Zheng Dazhen

Personal information
- Born: September 22, 1959 (age 66) Xiamen, China

Sport
- Sport: Track and field

Medal record
Representing China
Asian Games
| Gold medal – first place | 1978 Bangkok | High jump |
| Gold medal – first place | 1982 New Delhi | High jump |
| Silver medal – second place | 1986 Seoul | High jump |
Asian Championships
| Gold medal – first place | 1979 Tokyo | High jump |
| Gold medal – first place | 1983 Kuwait City | High jump |
| Silver medal – second place | 1981 Tokyo | High jump |

= Zheng Dazhen =

Chinese high jumper (born 1959)

Zheng Dazhen (郑达真 (鄭達真, Zhèng Dázhēn); born September 22, 1959) is a retired Chinese high jumper.

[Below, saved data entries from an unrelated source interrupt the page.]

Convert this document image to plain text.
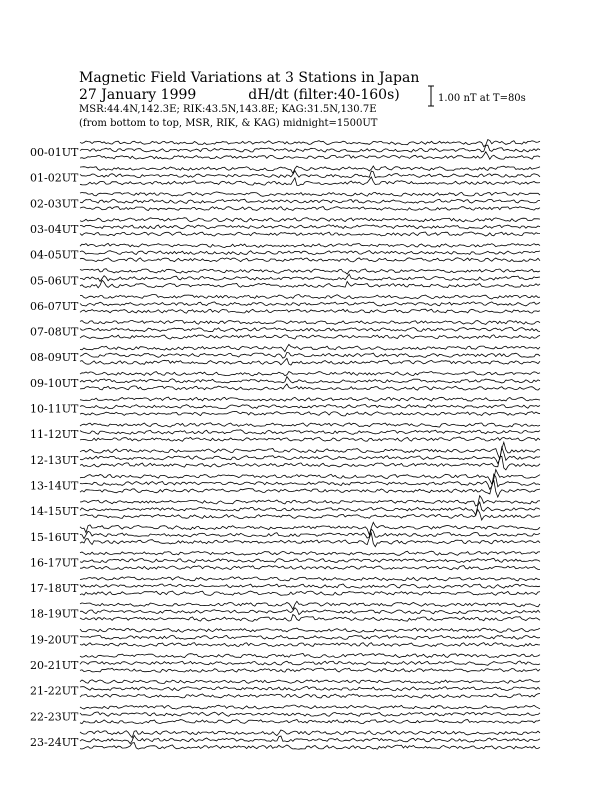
Magnetic Field Variations at 3 Stations in Japan
27 January 1999	dH/dt (filter:40-160s)
MSR:44.4N,142.3E; RIK:43.5N,143.8E; KAG:31.5N,130.7E
(from bottom to top, MSR, RIK, & KAG) midnight=1500UT
1.00 nT at T=80s
00-01UT
01-02UT
02-03UT
03-04UT
04-05UT
05-06UT
06-07UT
07-08UT
08-09UT
09-10UT
10-11UT
11-12UT
12-13UT
13-14UT
14-15UT
15-16UT
16-17UT
17-18UT
18-19UT
19-20UT
20-21UT
21-22UT
22-23UT
23-24UT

She finished eleventh at the 1984 Summer Olympics, and also won the 1984 Friendship Games. In 1983 she reached the final of the inaugural World Championships in Athletics, but finished 18th and last with only 1.80 metres.

On the regional level she won the Asian Championships in 1979 and 1983 as well as the 1978 and 1982 Asian Games, both times in new championship records (CR). In 1978 she jumped 1.88 m to improve the record with 10 centimetres; in 1982 she jumped 1.89 m. At the 1986 Asian Games Zheng got the silver medal despite equalling the CR, as the winner Megumi Sato, too equalling the CR, achieved the result with fewer failed attempts. In 1990 Sato set the current Asian Games record with 1.94 m.

Her personal best jump was 1.95 metres, achieved in May 1987 in Fukuoka.